Project Motivation and Description:
For my Compressed Sensing final project, my teammates and I examined the merits of modifying sparse recovery algorithms in order to improve classification of limb positions from electromyography (EMG) signals. In particular, we investigated performance in cases where the signal has degraded due to noise, causing classification accuracy to break down. Sparse Representation Classification (SRC) offered a promising approach for robust EMG classification with prior success in other noise-prone classification problems.
Our goal was to demonstrate how certain dictionary-manipulating methods may enhance already existing recovery techniques in both improving accuracy and reducing computation time.
My role:
We chose several methods to implement including dictionary augmentation, basis projection, dictionary compression, and sparse voting schemes. I focused ion dictionary augmentation with the training dataset collected from a single person. Mathematically speaking, dictionary augmentation expands the training dictionary dataset in attempt to help recover the uncorrupted EMG signal. Although dictionary augmentation slightly improved the classification of the limb position, it added extra computational cost from expanding the training dataset!

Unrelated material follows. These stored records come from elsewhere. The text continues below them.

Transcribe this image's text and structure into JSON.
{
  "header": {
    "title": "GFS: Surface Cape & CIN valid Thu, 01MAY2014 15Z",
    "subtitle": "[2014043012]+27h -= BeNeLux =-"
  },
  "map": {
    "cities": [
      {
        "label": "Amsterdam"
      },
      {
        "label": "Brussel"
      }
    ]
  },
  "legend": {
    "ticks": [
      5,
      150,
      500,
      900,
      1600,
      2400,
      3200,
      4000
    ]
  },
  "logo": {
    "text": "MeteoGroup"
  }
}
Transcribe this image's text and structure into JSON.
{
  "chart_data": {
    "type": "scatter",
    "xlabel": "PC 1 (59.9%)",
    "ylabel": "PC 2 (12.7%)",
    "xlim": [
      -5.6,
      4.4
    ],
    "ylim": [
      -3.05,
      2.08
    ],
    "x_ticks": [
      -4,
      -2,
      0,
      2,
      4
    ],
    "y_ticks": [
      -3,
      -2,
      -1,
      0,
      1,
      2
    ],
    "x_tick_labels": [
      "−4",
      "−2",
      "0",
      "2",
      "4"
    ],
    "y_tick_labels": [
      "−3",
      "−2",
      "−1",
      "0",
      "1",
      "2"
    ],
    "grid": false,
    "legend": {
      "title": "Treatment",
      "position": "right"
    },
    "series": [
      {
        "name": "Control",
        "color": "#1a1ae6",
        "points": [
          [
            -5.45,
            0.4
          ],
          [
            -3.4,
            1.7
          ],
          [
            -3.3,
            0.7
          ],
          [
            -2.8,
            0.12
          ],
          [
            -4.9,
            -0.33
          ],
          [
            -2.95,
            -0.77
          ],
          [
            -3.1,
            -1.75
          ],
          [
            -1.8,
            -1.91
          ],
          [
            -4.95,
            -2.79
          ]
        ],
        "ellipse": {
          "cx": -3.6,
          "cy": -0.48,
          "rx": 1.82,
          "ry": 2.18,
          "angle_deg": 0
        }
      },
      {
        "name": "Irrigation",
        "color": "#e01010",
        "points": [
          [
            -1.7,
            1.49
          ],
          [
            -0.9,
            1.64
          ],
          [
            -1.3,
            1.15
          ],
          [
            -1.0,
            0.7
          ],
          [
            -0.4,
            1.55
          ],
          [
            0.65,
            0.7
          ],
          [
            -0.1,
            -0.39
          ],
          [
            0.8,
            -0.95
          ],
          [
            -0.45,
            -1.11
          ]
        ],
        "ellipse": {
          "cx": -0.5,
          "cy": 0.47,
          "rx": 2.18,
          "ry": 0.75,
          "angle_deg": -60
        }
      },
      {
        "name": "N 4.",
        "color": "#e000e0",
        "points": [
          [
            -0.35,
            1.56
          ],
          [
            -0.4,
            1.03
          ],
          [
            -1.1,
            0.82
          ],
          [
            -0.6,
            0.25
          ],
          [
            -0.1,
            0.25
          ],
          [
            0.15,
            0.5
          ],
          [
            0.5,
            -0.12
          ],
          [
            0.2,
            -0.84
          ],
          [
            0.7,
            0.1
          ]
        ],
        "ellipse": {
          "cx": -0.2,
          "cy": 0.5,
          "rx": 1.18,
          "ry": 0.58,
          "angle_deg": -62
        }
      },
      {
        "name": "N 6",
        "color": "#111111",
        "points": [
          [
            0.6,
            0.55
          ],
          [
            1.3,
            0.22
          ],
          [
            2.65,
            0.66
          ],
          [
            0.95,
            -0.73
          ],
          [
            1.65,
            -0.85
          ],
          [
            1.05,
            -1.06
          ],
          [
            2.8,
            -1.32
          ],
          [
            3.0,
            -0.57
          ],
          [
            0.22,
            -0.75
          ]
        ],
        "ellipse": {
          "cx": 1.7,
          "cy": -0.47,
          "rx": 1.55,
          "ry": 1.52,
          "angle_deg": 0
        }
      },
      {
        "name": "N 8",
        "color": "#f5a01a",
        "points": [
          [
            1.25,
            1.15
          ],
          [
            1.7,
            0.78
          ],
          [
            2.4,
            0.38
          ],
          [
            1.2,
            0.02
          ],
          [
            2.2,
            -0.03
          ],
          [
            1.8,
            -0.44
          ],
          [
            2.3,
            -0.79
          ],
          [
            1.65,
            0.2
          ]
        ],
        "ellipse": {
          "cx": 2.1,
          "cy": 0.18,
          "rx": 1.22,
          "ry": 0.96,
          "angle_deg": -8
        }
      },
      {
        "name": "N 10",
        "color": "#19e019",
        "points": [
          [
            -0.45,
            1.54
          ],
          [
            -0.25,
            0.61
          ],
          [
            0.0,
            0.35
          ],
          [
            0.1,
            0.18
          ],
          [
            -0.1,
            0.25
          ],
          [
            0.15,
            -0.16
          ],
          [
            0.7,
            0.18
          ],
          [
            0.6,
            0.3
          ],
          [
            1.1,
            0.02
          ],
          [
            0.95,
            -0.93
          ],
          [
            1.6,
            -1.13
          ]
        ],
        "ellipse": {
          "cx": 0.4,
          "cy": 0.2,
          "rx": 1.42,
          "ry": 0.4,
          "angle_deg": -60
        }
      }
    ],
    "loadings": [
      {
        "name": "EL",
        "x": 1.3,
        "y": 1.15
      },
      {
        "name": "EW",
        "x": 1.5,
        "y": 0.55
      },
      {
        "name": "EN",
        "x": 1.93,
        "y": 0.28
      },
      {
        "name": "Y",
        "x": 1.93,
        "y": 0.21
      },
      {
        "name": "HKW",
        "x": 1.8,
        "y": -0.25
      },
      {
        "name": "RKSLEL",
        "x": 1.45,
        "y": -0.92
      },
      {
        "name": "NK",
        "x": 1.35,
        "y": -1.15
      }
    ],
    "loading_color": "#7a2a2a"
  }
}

Most Challenging Part of the Project:
The most difficult part of this project was using limited amount of data to test these methods. While some conclusions were definitive–dictionary augmentation and basis projection neither improved the accuracy nor runtime, others were not. SRC voting and dictionary compression significantly cut down the runtime while maintaining the same level of accuracy as before. However, we would need more data to substantiate whether dictionary compression or SRC voting improves runtime and maintains the same level of accuracy for all subjects.
Further Work:
Our analysis contributed to Joseph Betthauser’s work and he used some of our code in his MATLAB package for EMG functions and classification methods for prosthesis control.